Montjuic
El taxista me llevó a la calle Comercio y me dieron habitación dos viudas gallegas. Tuve suerte. El taxista cuando le di la dirección del Raval, viendo mi maleta "samsonite" y mi maletín de viaje de ante, decidió por mí. El precio estaba bien, había limpieza aparente; un balcón desde el que ver la estación de Francia a un lado y el mercado del Borne al otro. Coloque mis pertenencias y salí a buscar un bar de menú. En la calle Princesa observé la carta en la puerta; adelante con la fideuá. Con vampíricas ojeras, greñas, barba descuidada, gabardina beige; más parecía un Bogart recién salido de La Modelo, que un náufrago en vías de recuperación. Terminé el menú, encendí un Lucky, y, tachan: Falcon Crest.

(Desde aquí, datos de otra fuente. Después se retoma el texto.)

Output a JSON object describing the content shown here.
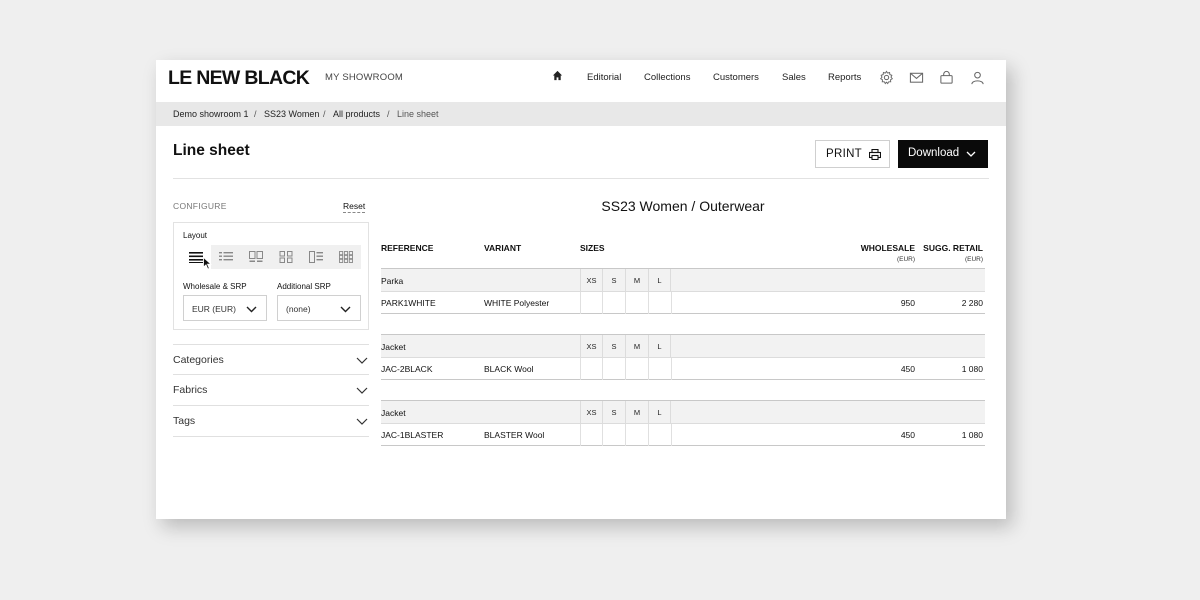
{
  "brand": "LE NEW BLACK",
  "showroom_label": "MY SHOWROOM",
  "nav": {
    "home_icon": "home-icon",
    "links": [
      "Editorial",
      "Collections",
      "Customers",
      "Sales",
      "Reports"
    ],
    "icons": [
      "gear-icon",
      "mail-icon",
      "bag-icon",
      "user-icon"
    ]
  },
  "breadcrumb": [
    "Demo showroom 1",
    "SS23 Women",
    "All products",
    "Line sheet"
  ],
  "page_title": "Line sheet",
  "buttons": {
    "print": "PRINT",
    "download": "Download"
  },
  "configure": {
    "title": "CONFIGURE",
    "reset": "Reset",
    "layout_label": "Layout",
    "layout_options": [
      "list-layout-icon",
      "detail-list-layout-icon",
      "two-column-layout-icon",
      "grid-layout-icon",
      "side-image-layout-icon",
      "dense-grid-layout-icon"
    ],
    "selected_layout": 0,
    "wholesale_label": "Wholesale & SRP",
    "wholesale_value": "EUR (EUR)",
    "additional_label": "Additional SRP",
    "additional_value": "(none)"
  },
  "filters": [
    "Categories",
    "Fabrics",
    "Tags"
  ],
  "sheet": {
    "title": "SS23 Women / Outerwear",
    "columns": {
      "reference": "REFERENCE",
      "variant": "VARIANT",
      "sizes": "SIZES",
      "wholesale": "WHOLESALE",
      "wholesale_unit": "(EUR)",
      "retail": "SUGG. RETAIL",
      "retail_unit": "(EUR)"
    },
    "size_labels": [
      "XS",
      "S",
      "M",
      "L"
    ],
    "groups": [
      {
        "category": "Parka",
        "reference": "PARK1WHITE",
        "variant": "WHITE Polyester",
        "wholesale": "950",
        "retail": "2 280"
      },
      {
        "category": "Jacket",
        "reference": "JAC-2BLACK",
        "variant": "BLACK Wool",
        "wholesale": "450",
        "retail": "1 080"
      },
      {
        "category": "Jacket",
        "reference": "JAC-1BLASTER",
        "variant": "BLASTER Wool",
        "wholesale": "450",
        "retail": "1 080"
      }
    ]
  }
}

En la televisión empezó a sonar la música de la serie de sobremesa. Primer mazazo. Pedí un orujo helado para sobrellevar la riada de sentimientos encontrados. Mi madre estaría con su té de roca y miel; mi padre saldría de paseo con su perra. Eric, intentaría salir con él; pero no lo dejaría. Mi padre, en la guerra, había cogido temor a los doberman que los alemanes mostraban en el frente con orgullo de raza superior. Nunca lo sacaba. Era cosa del gil de su hijo.
Con dos copazos de orujo gallego, recordando al detective Carvalho, me dirigí a la peluquería de los billares de las Ramblas.
Un buen corte de pelo, un afeitado con todos sus avíos, y salí como Lázaro resucitado.
Me dirigí a la pensión para darme una ducha y cambiarme de ropa.
Volví al bar del menú. El esmerado catalán me miraba de reojo, extrañado. Pedí un ron-cola. Y cuando le pagué, deje caer la gracieta:
"-Ya ha estado mi hermano el bohemio por aquí. Habíamos quedado a comer. Y se me hizo imposible acudir a la cita.
¿Ha estado?"
"¿Y tenéis los dos el mismo modelo de reloj?"
Solté una carcajada. La primera carcajada barcelonesa. Me hice cliente inmediato del bar. Era el típico comerciante catalán. Sí sólo querías un café para desayunar, acababas tomando café, zumo de naranja, y tostadas. Pura insistencia educada. Por tu propia salud.
Esa noche recorrí Balmes y sus billares roquers. Para terminar en la refamosa Otto Zutz.
Enfrente, una panadería ofrecía bollería, café para llevar, porciones de pizza y coca catalana. Compré unos churros y café con leche. Todo debidamente en sus recipientes adecuados, y cogí un taxi para la pensión.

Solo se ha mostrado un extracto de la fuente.